About

About

What Is the Palestinian Dates Monitoring Authority?

The Problem

The United Kingdom is Israel’s second-largest market for dates. Shockingly, one in every three dates sold in the UK originates from Israel, often from companies operating in illegal settlements on occupied Palestinian land.

These dates are routinely mislabelled or sold without any country-of-origin information to hide their true source. Even major supermarkets such as Lidl and Aldi have been caught selling Israeli dates under misleading or missing labels. The situation is even worse among smaller retailers that cater to Muslim communities, where Israeli dates are deliberately misrepresented as Palestinian to deceive consumers.

After more than two years of genocide in Gaza, many people of conscience have refused to buy Israeli products. Yet, because of widespread deception and mislabelling, some now avoid Palestinian dates as well, fearing they could be Israeli in disguise. This confusion directly harms genuine Palestinian farming communities whose survival depend on the annual harvest of dates.

The Palestinian Dates Monitoring Authority (PDMA)

In response to these deliberate deceptions, the Palestinian Dates Monitoring Authority (PDMA) was created to bring honesty, accountability, and transparency to the Palestinian dates market in the UK.

The PDMA enables consumers to make ethical, informed choices that support genuine Palestinian producers while exposing those attempting to profit from exploitation and fraud.

Guided by an advisory panel of experts, the PDMA is built on decades of grassroots research and advocacy led by the Islamic Human Rights Commission, Inminds Human Rights Group, and Resistance Kitchen.

The Role of the PDMA

01

Verify Authentic Palestinian Origin

The PDMA rigorously checks and certifies the true origin of dates being sold as Palestinian in the UK. Verification standards ensure that every brand carrying the PDMA’s approval genuinely sources their dates from Palestine. The verification process is detailed in the section on verification.

02

Monitor and Expose Israeli Products

With at least a third of the UK’s dates coming from Israel, the public has a right to know which brands, including supermarket own labels, are complicit in selling Israeli goods disguised as something else. The PDMA identifies and exposes these products so that they can be avoided.

03

Challenge Unlabelled Dates

Major retailers like Lidl and Aldi have been caught hiding origin information to push Israeli dates onto unwitting consumers. The PDMA actively challenges such practices and works to file formal complaints with trading standards authorities.

04

Expose Fraudulent Labelling

Israeli packing houses in illegal settlements routinely create boxes falsely labelled as “Product of Palestine” for export. Some UK importers knowingly profit from this deception.
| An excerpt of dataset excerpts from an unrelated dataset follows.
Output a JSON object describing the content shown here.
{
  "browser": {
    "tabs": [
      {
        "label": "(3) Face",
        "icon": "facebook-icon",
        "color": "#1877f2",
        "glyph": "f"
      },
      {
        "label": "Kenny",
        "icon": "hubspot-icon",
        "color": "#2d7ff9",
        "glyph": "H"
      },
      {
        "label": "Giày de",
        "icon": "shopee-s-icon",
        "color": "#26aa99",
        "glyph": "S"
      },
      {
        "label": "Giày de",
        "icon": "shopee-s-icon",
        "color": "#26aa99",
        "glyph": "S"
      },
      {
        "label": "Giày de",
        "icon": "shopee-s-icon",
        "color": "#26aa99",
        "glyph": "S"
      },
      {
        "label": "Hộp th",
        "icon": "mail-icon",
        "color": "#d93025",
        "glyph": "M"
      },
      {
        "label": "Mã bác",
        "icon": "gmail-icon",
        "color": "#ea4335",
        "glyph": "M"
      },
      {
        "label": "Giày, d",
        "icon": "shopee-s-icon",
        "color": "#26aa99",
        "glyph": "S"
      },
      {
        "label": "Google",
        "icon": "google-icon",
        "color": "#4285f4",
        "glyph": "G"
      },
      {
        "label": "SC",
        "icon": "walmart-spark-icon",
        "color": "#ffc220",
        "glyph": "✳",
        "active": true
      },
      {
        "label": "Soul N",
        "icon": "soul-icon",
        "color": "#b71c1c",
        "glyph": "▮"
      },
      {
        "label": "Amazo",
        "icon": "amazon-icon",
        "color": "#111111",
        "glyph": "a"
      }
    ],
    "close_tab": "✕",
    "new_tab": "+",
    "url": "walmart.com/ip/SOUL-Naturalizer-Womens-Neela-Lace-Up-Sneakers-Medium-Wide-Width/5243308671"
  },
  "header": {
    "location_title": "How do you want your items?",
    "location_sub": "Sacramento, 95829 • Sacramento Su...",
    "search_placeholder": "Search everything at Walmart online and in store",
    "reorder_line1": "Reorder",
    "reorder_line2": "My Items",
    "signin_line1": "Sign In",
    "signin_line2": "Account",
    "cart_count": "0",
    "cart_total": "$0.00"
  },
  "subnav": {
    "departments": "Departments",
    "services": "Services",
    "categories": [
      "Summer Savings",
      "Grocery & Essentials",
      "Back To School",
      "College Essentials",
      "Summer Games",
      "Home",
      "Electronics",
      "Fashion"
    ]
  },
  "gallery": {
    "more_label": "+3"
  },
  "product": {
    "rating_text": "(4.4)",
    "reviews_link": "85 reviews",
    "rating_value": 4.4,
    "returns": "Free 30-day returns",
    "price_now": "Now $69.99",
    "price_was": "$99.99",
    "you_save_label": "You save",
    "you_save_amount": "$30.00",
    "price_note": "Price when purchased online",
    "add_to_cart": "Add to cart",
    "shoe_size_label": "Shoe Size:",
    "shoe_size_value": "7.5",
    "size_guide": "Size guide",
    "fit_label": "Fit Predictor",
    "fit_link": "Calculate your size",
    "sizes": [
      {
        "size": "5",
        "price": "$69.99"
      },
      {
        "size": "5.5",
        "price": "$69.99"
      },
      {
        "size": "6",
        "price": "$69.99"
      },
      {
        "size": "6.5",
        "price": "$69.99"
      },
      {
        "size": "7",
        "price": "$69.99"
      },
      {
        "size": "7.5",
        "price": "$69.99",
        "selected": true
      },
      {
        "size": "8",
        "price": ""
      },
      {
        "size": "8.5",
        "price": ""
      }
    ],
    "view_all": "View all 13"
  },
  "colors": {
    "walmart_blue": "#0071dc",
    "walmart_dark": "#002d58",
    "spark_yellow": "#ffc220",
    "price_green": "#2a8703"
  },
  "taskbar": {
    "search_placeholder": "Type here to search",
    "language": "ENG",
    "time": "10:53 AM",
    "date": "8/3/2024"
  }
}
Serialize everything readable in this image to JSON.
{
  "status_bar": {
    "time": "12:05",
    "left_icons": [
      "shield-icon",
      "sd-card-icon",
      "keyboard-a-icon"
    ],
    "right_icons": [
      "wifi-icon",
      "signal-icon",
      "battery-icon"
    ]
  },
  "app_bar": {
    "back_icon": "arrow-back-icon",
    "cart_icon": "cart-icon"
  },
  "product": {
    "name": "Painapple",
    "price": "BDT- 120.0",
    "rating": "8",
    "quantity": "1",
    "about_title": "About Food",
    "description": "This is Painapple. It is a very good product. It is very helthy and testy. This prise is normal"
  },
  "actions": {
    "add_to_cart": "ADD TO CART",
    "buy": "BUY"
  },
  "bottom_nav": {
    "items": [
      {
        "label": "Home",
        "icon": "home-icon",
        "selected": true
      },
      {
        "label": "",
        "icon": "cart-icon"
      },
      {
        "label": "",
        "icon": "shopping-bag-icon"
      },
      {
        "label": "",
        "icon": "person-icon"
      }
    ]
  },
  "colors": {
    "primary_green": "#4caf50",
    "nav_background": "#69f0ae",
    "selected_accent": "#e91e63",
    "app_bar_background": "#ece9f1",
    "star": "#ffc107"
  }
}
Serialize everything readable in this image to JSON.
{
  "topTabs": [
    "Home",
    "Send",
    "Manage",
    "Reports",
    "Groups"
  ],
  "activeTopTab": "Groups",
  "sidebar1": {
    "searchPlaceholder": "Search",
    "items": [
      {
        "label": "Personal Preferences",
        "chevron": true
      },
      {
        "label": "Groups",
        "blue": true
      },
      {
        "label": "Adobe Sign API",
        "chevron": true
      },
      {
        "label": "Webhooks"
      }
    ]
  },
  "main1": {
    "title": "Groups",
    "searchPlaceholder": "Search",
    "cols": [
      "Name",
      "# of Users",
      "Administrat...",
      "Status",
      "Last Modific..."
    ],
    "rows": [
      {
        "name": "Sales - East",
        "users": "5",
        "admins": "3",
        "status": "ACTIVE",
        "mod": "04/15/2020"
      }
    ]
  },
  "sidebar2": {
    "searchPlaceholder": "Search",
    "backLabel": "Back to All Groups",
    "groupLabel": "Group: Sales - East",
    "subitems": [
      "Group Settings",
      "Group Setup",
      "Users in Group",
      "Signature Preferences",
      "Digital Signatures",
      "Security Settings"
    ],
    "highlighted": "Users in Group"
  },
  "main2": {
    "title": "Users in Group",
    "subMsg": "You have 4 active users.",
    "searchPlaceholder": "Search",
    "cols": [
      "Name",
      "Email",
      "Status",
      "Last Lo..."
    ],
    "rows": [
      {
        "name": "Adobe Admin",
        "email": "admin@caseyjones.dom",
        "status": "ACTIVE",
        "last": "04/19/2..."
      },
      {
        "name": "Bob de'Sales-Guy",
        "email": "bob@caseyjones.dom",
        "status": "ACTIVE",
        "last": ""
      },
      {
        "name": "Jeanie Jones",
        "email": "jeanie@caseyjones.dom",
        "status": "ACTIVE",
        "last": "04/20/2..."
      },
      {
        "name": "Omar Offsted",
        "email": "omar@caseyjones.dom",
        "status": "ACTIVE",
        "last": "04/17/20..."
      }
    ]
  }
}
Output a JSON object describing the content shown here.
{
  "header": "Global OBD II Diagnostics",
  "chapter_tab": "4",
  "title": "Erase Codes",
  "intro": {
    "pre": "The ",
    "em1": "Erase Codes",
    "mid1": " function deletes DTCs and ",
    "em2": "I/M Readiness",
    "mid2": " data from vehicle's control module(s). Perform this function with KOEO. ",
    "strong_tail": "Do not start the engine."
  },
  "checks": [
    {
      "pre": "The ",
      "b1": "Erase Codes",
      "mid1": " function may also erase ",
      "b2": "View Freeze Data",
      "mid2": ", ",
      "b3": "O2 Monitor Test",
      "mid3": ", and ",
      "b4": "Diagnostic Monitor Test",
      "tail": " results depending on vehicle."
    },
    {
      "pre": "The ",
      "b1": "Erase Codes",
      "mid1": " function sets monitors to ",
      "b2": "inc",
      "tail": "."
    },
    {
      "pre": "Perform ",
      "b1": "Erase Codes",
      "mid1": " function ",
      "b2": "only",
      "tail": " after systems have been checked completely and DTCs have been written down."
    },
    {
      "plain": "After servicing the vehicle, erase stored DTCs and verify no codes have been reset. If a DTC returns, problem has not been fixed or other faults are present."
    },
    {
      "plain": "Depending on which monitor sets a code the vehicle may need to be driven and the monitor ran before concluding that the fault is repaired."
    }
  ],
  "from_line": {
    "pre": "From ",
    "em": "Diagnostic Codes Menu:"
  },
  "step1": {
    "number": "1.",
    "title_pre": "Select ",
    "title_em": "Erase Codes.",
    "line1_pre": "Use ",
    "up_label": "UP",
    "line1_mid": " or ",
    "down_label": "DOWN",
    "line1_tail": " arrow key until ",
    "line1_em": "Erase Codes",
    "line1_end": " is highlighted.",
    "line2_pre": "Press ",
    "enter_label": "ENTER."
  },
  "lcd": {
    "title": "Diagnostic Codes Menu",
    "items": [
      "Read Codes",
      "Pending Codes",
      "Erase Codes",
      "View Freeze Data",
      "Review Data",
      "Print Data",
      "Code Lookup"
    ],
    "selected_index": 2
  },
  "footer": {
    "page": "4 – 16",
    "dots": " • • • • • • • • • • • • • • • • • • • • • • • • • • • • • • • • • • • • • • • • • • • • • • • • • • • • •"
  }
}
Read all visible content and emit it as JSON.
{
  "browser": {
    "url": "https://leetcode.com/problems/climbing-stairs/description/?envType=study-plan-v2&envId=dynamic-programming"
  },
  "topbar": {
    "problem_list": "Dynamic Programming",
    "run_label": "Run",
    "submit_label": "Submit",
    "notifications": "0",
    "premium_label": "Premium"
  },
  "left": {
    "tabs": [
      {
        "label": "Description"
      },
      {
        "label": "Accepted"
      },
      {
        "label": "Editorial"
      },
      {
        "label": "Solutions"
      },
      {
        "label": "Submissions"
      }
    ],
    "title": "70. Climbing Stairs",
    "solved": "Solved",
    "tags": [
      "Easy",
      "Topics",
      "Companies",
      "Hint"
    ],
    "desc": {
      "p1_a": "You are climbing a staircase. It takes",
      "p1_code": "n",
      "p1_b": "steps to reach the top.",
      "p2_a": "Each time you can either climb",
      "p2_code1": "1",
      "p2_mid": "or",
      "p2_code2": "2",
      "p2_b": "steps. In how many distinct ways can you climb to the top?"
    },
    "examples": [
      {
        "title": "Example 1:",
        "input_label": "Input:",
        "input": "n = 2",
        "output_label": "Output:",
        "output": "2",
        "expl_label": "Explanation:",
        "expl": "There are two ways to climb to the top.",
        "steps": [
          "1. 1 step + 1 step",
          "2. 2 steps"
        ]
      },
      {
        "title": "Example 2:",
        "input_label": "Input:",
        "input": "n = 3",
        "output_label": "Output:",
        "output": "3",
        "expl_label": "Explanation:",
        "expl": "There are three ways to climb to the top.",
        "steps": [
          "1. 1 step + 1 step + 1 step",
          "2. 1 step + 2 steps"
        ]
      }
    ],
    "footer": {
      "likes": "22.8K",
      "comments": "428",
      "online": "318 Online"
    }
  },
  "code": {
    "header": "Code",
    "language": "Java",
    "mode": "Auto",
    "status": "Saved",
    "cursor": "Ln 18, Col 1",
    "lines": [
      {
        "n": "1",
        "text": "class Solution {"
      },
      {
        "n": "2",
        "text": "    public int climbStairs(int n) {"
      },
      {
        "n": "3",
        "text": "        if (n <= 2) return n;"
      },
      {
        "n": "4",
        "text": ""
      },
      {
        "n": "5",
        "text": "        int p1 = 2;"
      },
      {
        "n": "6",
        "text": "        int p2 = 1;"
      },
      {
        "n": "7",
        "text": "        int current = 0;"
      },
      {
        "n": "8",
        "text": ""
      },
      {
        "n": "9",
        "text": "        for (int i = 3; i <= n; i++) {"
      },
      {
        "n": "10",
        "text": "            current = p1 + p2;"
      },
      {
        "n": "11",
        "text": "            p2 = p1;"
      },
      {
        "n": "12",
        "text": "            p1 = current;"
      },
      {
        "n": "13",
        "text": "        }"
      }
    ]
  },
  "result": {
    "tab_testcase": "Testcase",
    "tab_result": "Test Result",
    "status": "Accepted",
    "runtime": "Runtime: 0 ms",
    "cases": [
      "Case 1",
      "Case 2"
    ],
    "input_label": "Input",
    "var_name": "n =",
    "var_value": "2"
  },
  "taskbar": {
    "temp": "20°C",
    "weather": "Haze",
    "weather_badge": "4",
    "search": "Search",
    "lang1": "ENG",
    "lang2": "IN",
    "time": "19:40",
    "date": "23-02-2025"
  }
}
Notorious companies such as Offa Exotics source directly from Israel’s largest date exporter, Mehadrin, yet cynically market their products as Palestinian, complete with Arabic text and mosque imagery intended to mislead Muslim consumers.

05

Investigate Mixing of Dates in Palestine

In the long term, the PDMA will also be addressing the issue of mixed produce within Palestine itself, pushing for farm-level traceability and tougher safeguards. Any mixing of Israeli and Palestinian produce is strictly illegal under Palestinian law and punishable by heavy prison sentences.

No occupation exists without collaborators. In 2021, several major Palestinian producers were exposed for mixing Israeli settlement dates with Palestinian dates and exporting them under forged documents from the Palestinian Authority. The PDMA recognizes this as a serious issue, but also a calculated attempt by Israel to undermine trust in Palestinian farming communities and their survival.

This problem must be tackled head-on, but not exaggerated to the point of damaging the Palestinian economy. To put it in perspective, the total value of all Palestinian imports to the UK in 2025 was £22 million, while Israeli date imports alone reached £24.7 million in 2024.

The greater threat is clear: the global marketing and deception machinery behind Israeli dates that continues to exploit both consumers and occupied land.